I have a clear memory of a childhood pot garden. I remember putting soil in plastic cups, placing one seed in each cup, watering the seeds and placing them in our school window. Waiting for the sprouts to appear seemed to take forever.
I was impatient and very curious about what the seeds were doing. I watered every day, looking for any tiny sign of a sprout. There was nothing! Just a cup full of dirt, lightly watered, sitting there!
I began to have serious doubts, in spite of the fact that my teacher was so upbeat, so sure we would see sprouts, so convinced that we would all have little seedlings by spring.
I think she did not properly prepare us for the wait. At the time when I expected to see strong, little green seedlings, I saw nothing. And I was discouraged, to say the least.
Habakkuk 2:3 speaks of waiting with these words: “For the revelation awaits an appointed time; it speaks of the end and will not prove false. Though it linger, wait for it; it will certainly come and will not delay.”
Faith requires patience in all things. It often requires waiting for that which we long for to come to pass. It requires knowing what we have planted in faith, and believing that it will eventually grow.
I know that one of the most trying prayers for me has been prayers for my child. In faith, hope and expectation, I have prayed without ceasing that he would transition into a successful, happy adult. I prayed the same prayer for years. For years, I saw no sign of new growth.
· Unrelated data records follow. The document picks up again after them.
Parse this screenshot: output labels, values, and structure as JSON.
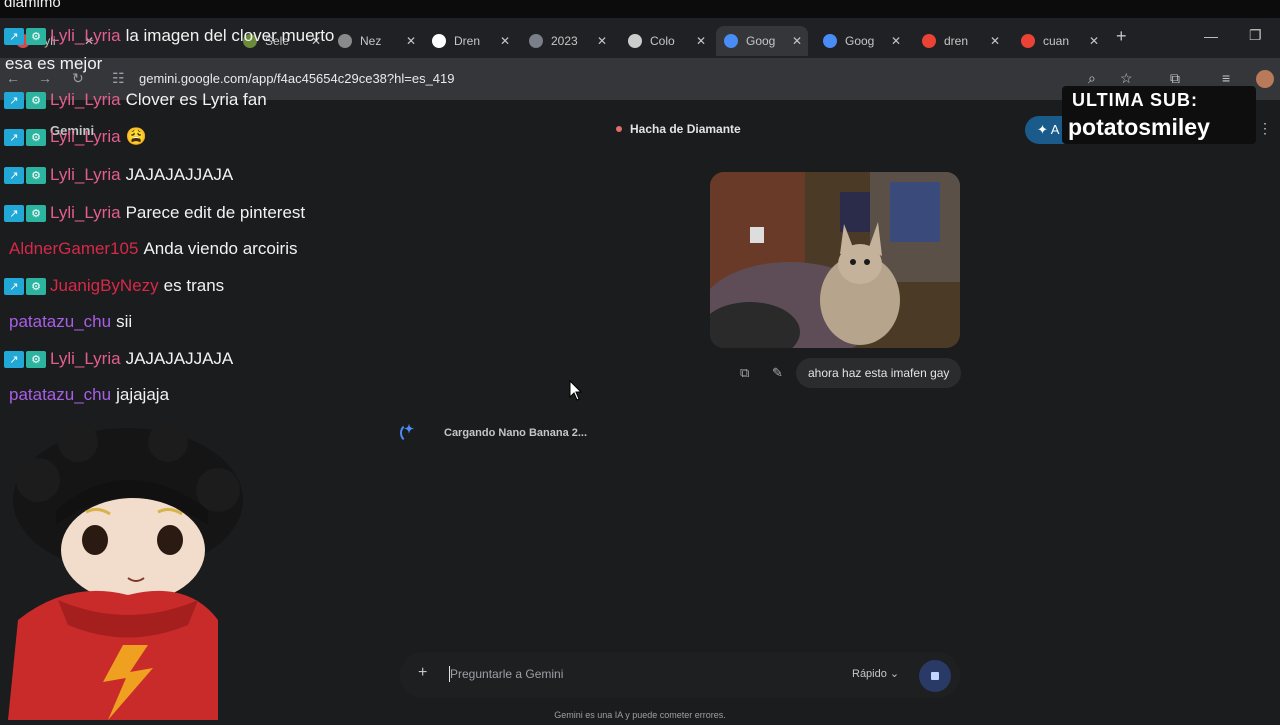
{
  "stream_top_text": "diamimo",
  "tabs": [
    {
      "label": "Lyli",
      "color": "#e04545"
    },
    {
      "label": "Sele",
      "color": "#6a8a3c"
    },
    {
      "label": "Nez",
      "color": "#8a8a8a"
    },
    {
      "label": "Dren",
      "color": "#ffffff"
    },
    {
      "label": "2023",
      "color": "#7a7f8a"
    },
    {
      "label": "Colo",
      "color": "#cccccc"
    },
    {
      "label": "Goog",
      "color": "#4a8cf5"
    },
    {
      "label": "Goog",
      "color": "#4a8cf5"
    },
    {
      "label": "dren",
      "color": "#ea4335"
    },
    {
      "label": "cuan",
      "color": "#ea4335"
    }
  ],
  "browser": {
    "url": "gemini.google.com/app/f4ac45654c29ce38?hl=es_419",
    "new_tab_label": "+"
  },
  "gemini": {
    "brand": "Gemini",
    "chat_title": "Hacha de Diamante",
    "user_prompt": "ahora haz esta imafen gay",
    "loading_text": "Cargando Nano Banana 2...",
    "input_placeholder": "Preguntarle a Gemini",
    "mode_label": "Rápido",
    "footer": "Gemini es una IA y puede cometer errores.",
    "upgrade_label": "✦ A"
  },
  "overlay": {
    "sub_title": "ULTIMA SUB:",
    "sub_name": "potatosmiley"
  },
  "chat": [
    {
      "user": "Lyli_Lyria",
      "text": "la imagen del clover muerto",
      "color": "#e35d8f",
      "badges": true
    },
    {
      "user": "",
      "text": "esa es mejor",
      "color": "#e35d8f",
      "badges": false
    },
    {
      "user": "Lyli_Lyria",
      "text": "Clover es Lyria fan",
      "color": "#e35d8f",
      "badges": true
    },
    {
      "user": "Lyli_Lyria",
      "text": "😩",
      "color": "#e35d8f",
      "badges": true
    },
    {
      "user": "Lyli_Lyria",
      "text": "JAJAJAJJAJA",
      "color": "#e35d8f",
      "badges": true
    },
    {
      "user": "Lyli_Lyria",
      "text": "Parece edit de pinterest",
      "color": "#e35d8f",
      "badges": true
    },
    {
      "user": "AldnerGamer105",
      "text": "Anda viendo arcoiris",
      "color": "#d8284a",
      "badges": false
    },
    {
      "user": "JuanigByNezy",
      "text": "es trans",
      "color": "#d8284a",
      "badges": true
    },
    {
      "user": "patatazu_chu",
      "text": "sii",
      "color": "#a95ee8",
      "badges": false
    },
    {
      "user": "Lyli_Lyria",
      "text": "JAJAJAJJAJA",
      "color": "#e35d8f",
      "badges": true
    },
    {
      "user": "patatazu_chu",
      "text": "jajajaja",
      "color": "#a95ee8",
      "badges": false
    }
  ]
}
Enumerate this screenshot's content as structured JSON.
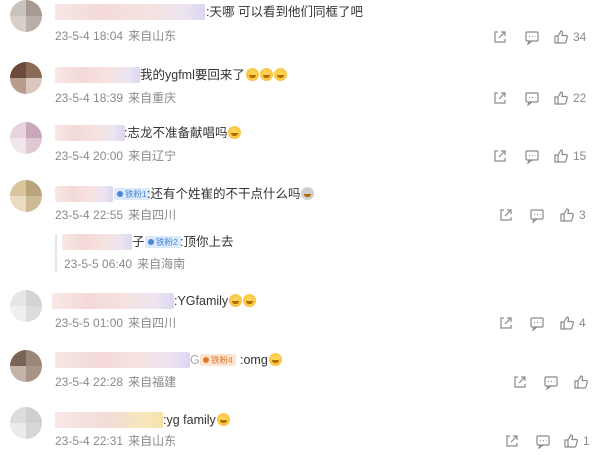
{
  "comments": [
    {
      "text_visible": ":天哪 可以看到他们同框了吧",
      "date": "23-5-4 18:04",
      "location": "来自山东",
      "like_count": "34",
      "avatar_colors": [
        "#c9c2bd",
        "#a89a92",
        "#d8cfc9",
        "#b9aea8"
      ]
    },
    {
      "text_visible": "我的ygfml要回来了",
      "emoji_count": 3,
      "date": "23-5-4 18:39",
      "location": "来自重庆",
      "like_count": "22",
      "avatar_colors": [
        "#6b4a3c",
        "#8c6a58",
        "#b89d8f",
        "#d9c7bd"
      ]
    },
    {
      "text_visible": ":志龙不准备献唱吗",
      "emoji_count": 1,
      "date": "23-5-4 20:00",
      "location": "来自辽宁",
      "like_count": "15",
      "avatar_colors": [
        "#e7d4de",
        "#c7a9b9",
        "#f0e6ea",
        "#ddc8d3"
      ]
    },
    {
      "text_visible": ":还有个姓崔的不干点什么吗",
      "badge": "铁粉1",
      "date": "23-5-4 22:55",
      "location": "来自四川",
      "like_count": "3",
      "avatar_colors": [
        "#d8c59c",
        "#b9a37a",
        "#e9dcc0",
        "#cdbb96"
      ],
      "reply": {
        "name_suffix": "子",
        "badge": "铁粉2",
        "text_visible": ":顶你上去",
        "date": "23-5-5 06:40",
        "location": "来自海南"
      }
    },
    {
      "text_visible": ":YGfamily",
      "emoji_count": 2,
      "date": "23-5-5 01:00",
      "location": "来自四川",
      "like_count": "4",
      "avatar_colors": [
        "#e5e5e5",
        "#d4d4d4",
        "#efefef",
        "#dcdcdc"
      ]
    },
    {
      "name_suffix": "G",
      "badge": "铁粉4",
      "text_visible": ":omg",
      "emoji_count": 1,
      "date": "23-5-4 22:28",
      "location": "来自福建",
      "like_count": "",
      "avatar_colors": [
        "#7a6357",
        "#9d8678",
        "#c4b3a8",
        "#a89387"
      ]
    },
    {
      "text_visible": ":yg family",
      "emoji_count": 1,
      "date": "23-5-4 22:31",
      "location": "来自山东",
      "like_count": "1",
      "avatar_colors": [
        "#dcdcdc",
        "#cfcfcf",
        "#ebebeb",
        "#d6d6d6"
      ]
    }
  ],
  "icons": {
    "share": "share-icon",
    "comment": "comment-icon",
    "like": "thumbs-up-icon"
  }
}
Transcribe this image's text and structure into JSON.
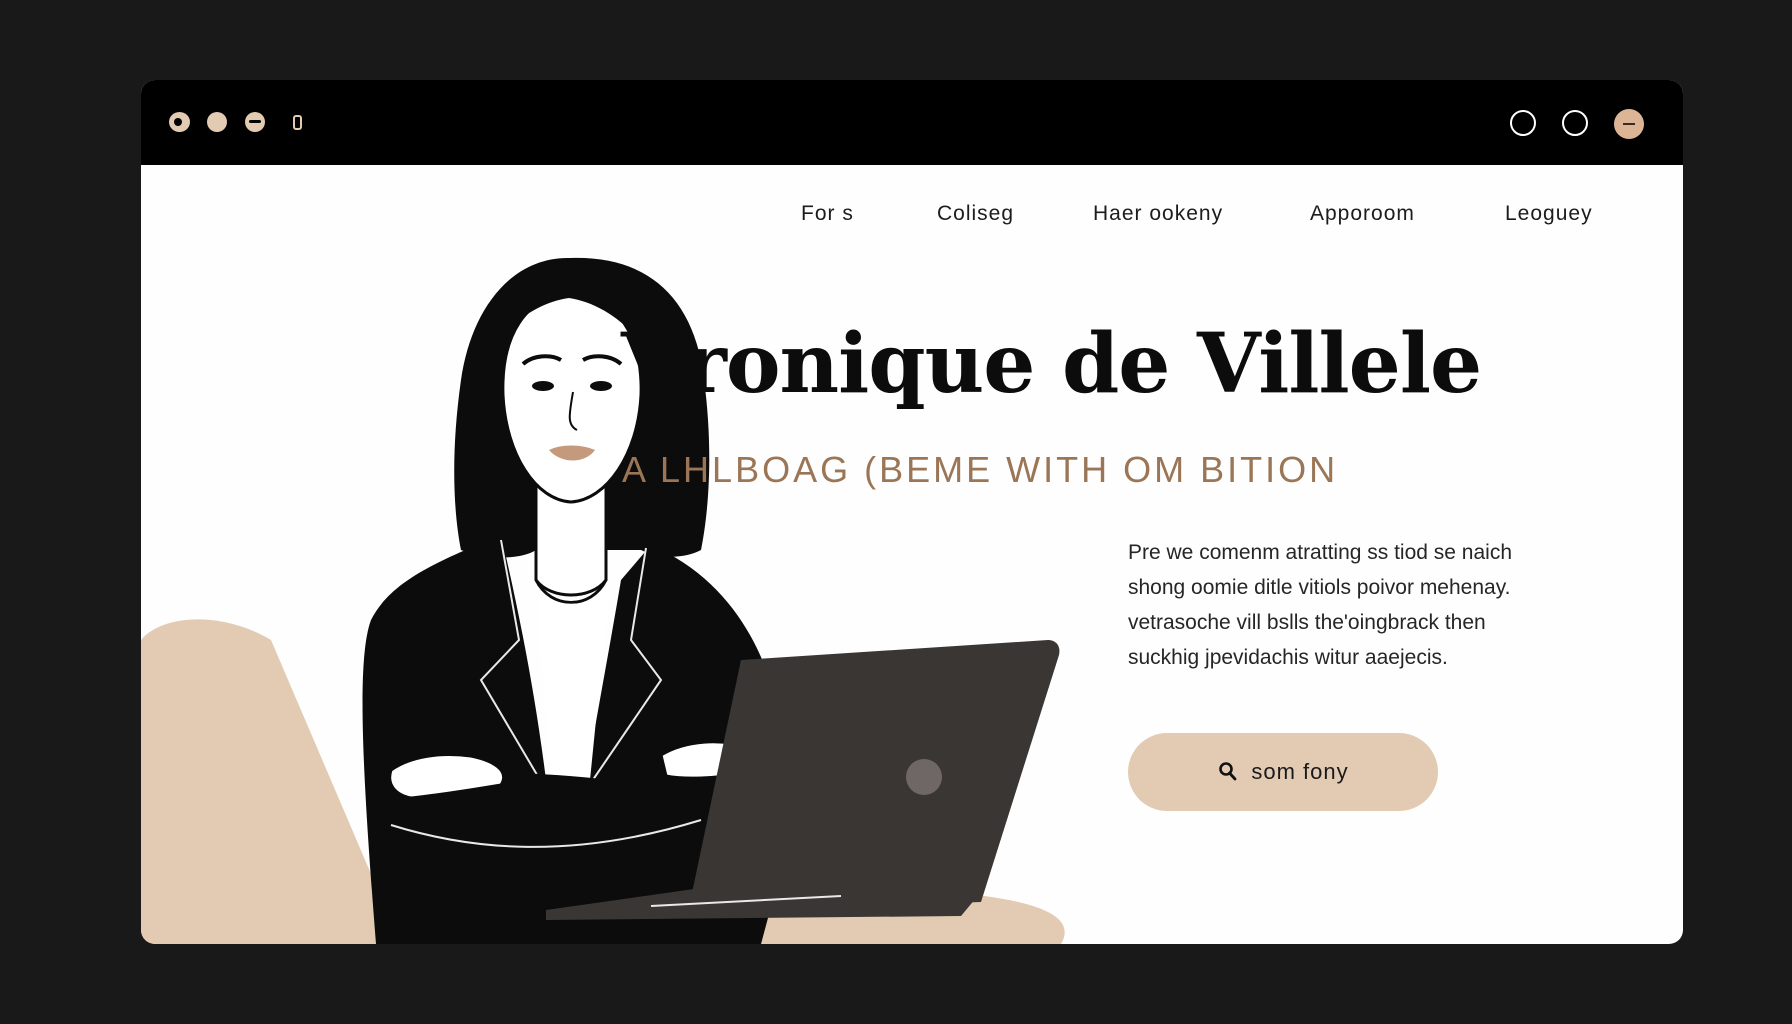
{
  "window": {
    "titlebar": {
      "left_controls": [
        "settings-icon",
        "minimize-dot",
        "toggle-dot",
        "phone-icon"
      ],
      "right_controls": [
        "circle-control",
        "circle-control",
        "user-avatar"
      ]
    }
  },
  "nav": {
    "items": [
      {
        "label": "For s"
      },
      {
        "label": "Coliseg"
      },
      {
        "label": "Haer ookeny"
      },
      {
        "label": "Apporoom"
      },
      {
        "label": "Leoguey"
      }
    ]
  },
  "hero": {
    "title": "Vronique de Villele",
    "subtitle": "A LHLBOAG (BEME WITH OM BITION",
    "description_lines": [
      "Pre we comenm atratting ss tiod se naich",
      "shong oomie ditle vitiols poivor mehenay.",
      "vetrasoche vill bslls the'oingbrack then",
      "suckhig jpevidachis witur aaejecis."
    ],
    "cta": {
      "label": "som fony",
      "icon": "search-icon"
    }
  },
  "colors": {
    "background": "#191919",
    "titlebar": "#000000",
    "page": "#fefefe",
    "accent": "#e2cbb2",
    "subtitle": "#9a7656",
    "laptop": "#3a3634"
  }
}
I have never given up.
So I waited and waited for these sprouts. One day, I reached my limit and dug my finger into the soil to find one of the seeds. I found one, and then I quickly stuck the seed back in the dirt before the teacher could see me. I pushed it down under the dirt much deeper than it was planted before.
Days passed, and eventually spouts appeared in every cup. The one I dug up took the longest and was the smallest of them all.
The lessons from this story?
Faith requires patience.
What you plant will grow in its own time.
Leave things alone.
And in the words of Elisabeth Elliot, “Don’t dig up in doubt what you planted in faith.”